For decryption, you must pass secret_keymap_name, which is in AFTPGPProfile. 

PGP Decryption
<process name="Native_PGP_Decrypt"> 
  <sequence name="optional"> 
   <operation name="One"> 
      <participant name="PGPUnpackageService"/> 
      <output message="Xout"> 
               <assign to="." from="*"></assign> 
               <assign to="profile_name">AFTPGPProfile</assign>    
	       <assign to="secret_keymap_name">IMDADKEY000</assign>			   
    </output> 
     <input message="Xin"> 
               <assign to="." from="*"></assign> 
     </input> 
   </operation> 
  </sequence> 
</process>

PGP Decryption with verification


Decryption with verification
<process name="Native_pgp_dec_ver"> 
  <sequence name="optional"> 
   <operation name="One"> 
      <participant name="PGPUnpackageService"/> 
      <output message="Xout"> 
               <assign to="." from="*"></assign> 
               <assign to="profile_name">AFTPGPProfile</assign>  
               <assign to="secret_keymap_name">Decryption</assign>           
    </output> 
     <input message="Xin"> 
               <assign to="." from="*"></assign> 
     </input> 
   </operation> 
  </sequence> 
</process>

PGP Encryption with digital signature

The business process uses PGPPackageService to encrypt and sign the primary document. For signing, you must pass secret_keymap_name, which is in AFTPGPProfile. 

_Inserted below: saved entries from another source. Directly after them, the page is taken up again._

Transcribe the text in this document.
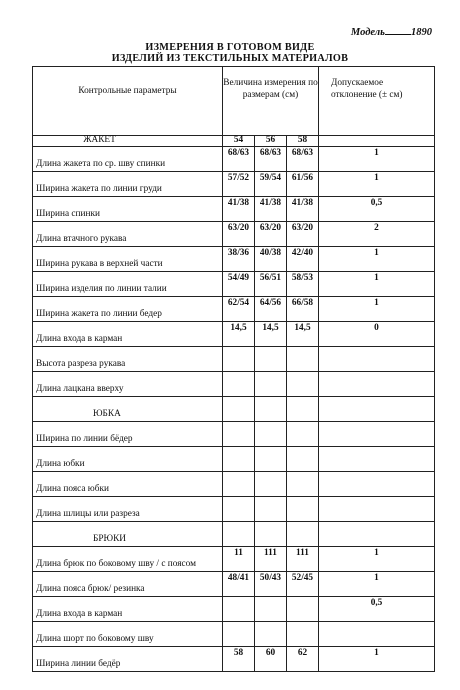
Модель 1890
ИЗМЕРЕНИЯ В ГОТОВОМ ВИДЕ
ИЗДЕЛИЙ ИЗ ТЕКСТИЛЬНЫХ МАТЕРИАЛОВ
Контрольные параметры	Величина измерения по размерам (см)			Допускаемое отклонение (± см)
ЖАКЕТ	54	56	58	
Длина жакета по ср. шву спинки	68/63	68/63	68/63	1
Ширина жакета по линии груди	57/52	59/54	61/56	1
Ширина спинки	41/38	41/38	41/38	0,5
Длина втачного рукава	63/20	63/20	63/20	2
Ширина рукава в верхней части	38/36	40/38	42/40	1
Ширина изделия по линии талии	54/49	56/51	58/53	1
Ширина жакета по линии бедер	62/54	64/56	66/58	1
Длина входа в карман	14,5	14,5	14,5	0
Высота разреза рукава				
Длина лацкана вверху				
ЮБКА				
Ширина по линии бёдер				
Длина юбки				
Длина пояса юбки				
Длина шлицы или разреза				
БРЮКИ				
Длина брюк по боковому шву / с поясом	11	111	111	1
Длина пояса брюк/ резинка	48/41	50/43	52/45	1
Длина входа в карман				0,5
Длина шорт по боковому шву				
Ширина линии бедёр	58	60	62	1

<process name="Native_PGP_Enc_Sign">
  <sequence>
    <operation name="PGP Package Service">
      <participant name="PGPPackageService"/>
      <output message="PGPPackageServiceTypeInputMessage">
        <assign to="." from="*"></assign>
        <assign to="compress">on</assign>
        <assign to="profile_name">AFTPGPProfile</assign>
        <assign to="public_user">0x3D89E40867379E96</assign>
		<assign to="secret_keymap_name">SignKey</assign>
      </output>
      <input message="inmsg">
        <assign to="." from="*"></assign>
      </input>
    </operation>	
 </sequence>
</process>

PGP Signing

The business process uses the PGPPackageService to sign the primary document. For signing, you must pass secret_keymap_name, which is in AFTPGPProfile.

<process name="Native_PGP_Sign">
  <sequence>
    <operation name="PGP Package Service">
      <participant name="PGPPackageService"/>
      <output message="PGPPackageServiceTypeInputMessage">
        <assign to="." from="*"></assign>
        <assign to="compress">on</assign>
        <assign to="profile_name">AFTPGPProfile</assign>
		<assign to="secret_keymap_name">SignKey</assign>
      </output>
      <input message="inmsg">
        <assign to="." from="*"></assign>
      </input>
    </operation>
		
 </sequence>
</process>

PGP Verification

The business process uses the PGPUnpackageService to verify the digitally signed primary document.

<process name="Native_PGP_SignVerification"> 
  <sequence name="optional"> 
   <operation name="One"> 
      <participant name="PGPUnpackageService"/> 
      <output message="Xout"> 
               <assign to="." from="*"></assign> 
               <assign to="profile_name">AFTPGPProfile</assign>    			   
    </output> 
     <input message="Xin"> 
               <assign to="." from="*"></assign> 
     </input> 
   </operation> 
  </sequence> 
</process>

Clear Signature

Clear Signature and signature verification of files is supported only for text and xml files. Binary files are not supported. It also does not support SHA224 algorithm.

Attention: When encrypting or signing binary files like .doc or .docx using Sterling B2B Integrator CLA2 adapter and decrypting or verifying the same document using Native PGP Server, it is recommended not to enable textmode, irrespective of ASCII Armor being enabled.